No question that followers, beginning with Robinson and Schackle, took Keynes' writings to places he didn't go, and probably didn't want to go. That is one thing I meant when I said Keynes "blurted out" that probably social control of investment was necessary to deal with the disequilibria he analysed. As far as I know he never followed up on that point. But I doubt it was because he didn't understand its implications. Things improved after WWII; capitalism looked more stable as it rebuilt its productive base. And he wasn't antagonistic to capitalism; he didn't *want* to pursue such a revolutionary thought.

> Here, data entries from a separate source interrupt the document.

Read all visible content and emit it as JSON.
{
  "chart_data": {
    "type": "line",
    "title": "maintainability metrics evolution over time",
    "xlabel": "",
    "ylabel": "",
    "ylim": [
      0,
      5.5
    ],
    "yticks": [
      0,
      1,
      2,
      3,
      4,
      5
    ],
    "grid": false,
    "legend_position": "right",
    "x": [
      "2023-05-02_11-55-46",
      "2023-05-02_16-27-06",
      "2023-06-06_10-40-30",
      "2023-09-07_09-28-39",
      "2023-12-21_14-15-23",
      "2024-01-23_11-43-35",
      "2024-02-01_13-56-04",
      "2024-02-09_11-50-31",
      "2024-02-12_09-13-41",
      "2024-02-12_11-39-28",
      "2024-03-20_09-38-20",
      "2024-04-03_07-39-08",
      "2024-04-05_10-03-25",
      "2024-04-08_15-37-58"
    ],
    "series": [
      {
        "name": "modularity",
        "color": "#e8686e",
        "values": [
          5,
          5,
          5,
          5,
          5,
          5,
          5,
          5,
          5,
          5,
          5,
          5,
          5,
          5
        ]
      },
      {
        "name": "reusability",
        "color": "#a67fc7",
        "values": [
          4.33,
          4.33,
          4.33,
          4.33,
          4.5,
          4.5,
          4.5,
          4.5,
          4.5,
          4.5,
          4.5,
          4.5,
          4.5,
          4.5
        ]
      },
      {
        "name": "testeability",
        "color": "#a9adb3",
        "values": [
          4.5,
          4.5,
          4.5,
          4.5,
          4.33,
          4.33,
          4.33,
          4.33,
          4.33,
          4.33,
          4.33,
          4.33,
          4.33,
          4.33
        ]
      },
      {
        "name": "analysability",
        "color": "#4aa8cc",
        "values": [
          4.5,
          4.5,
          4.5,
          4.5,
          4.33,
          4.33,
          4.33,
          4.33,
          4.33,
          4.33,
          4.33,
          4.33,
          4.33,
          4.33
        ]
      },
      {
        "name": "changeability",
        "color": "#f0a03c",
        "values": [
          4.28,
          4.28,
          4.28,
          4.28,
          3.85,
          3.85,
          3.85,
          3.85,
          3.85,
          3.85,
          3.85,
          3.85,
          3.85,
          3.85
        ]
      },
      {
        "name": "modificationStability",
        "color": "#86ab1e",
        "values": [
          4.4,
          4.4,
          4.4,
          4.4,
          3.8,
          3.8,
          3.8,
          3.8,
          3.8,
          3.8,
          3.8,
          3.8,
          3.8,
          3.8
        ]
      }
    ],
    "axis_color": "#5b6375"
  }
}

>The Post Keynesians take that part
>of Keynes that is damning to conventional theory, although they, as Doug says, are
>not always antagonistic to capitalism itself.
The main reason Keynes wrote the General Theory was to "damn conventional theory" by showing it was but a special case, requiring restrictive and unrealistic assumptions, and thus unable to provide any real insight, particularly concerning the severe problems of the 30s. So post Keynesians, including Robinson, haven't simply taken some part of Keynes, but have used his central critique, the very purpose for which he wrote the book. And, as I said, expanded on it.
> Joan Robinson was aware the Keynes' theory undermined the case for capitalism
> and saw his work as a stronger critique than Marx's.
> The Bastards wanted to put the genie back in the bottle and make Keynes
> All three contradictory approaches were faithful to parts of Keynes -- a snob
> who seemed to enjoy occupying the upper reaches of British society.
Likewise, it won't do to imply an equivalence here (if that's what you meant, Michael) --each group merely taking a part of Keynes--as if neither which part, nor what is done with it, matters. As you indicate above, the object of the bastards was to stuff a few new Keynesian bells and whistles into their existing static equilbria, in their continued apologia for capitalism.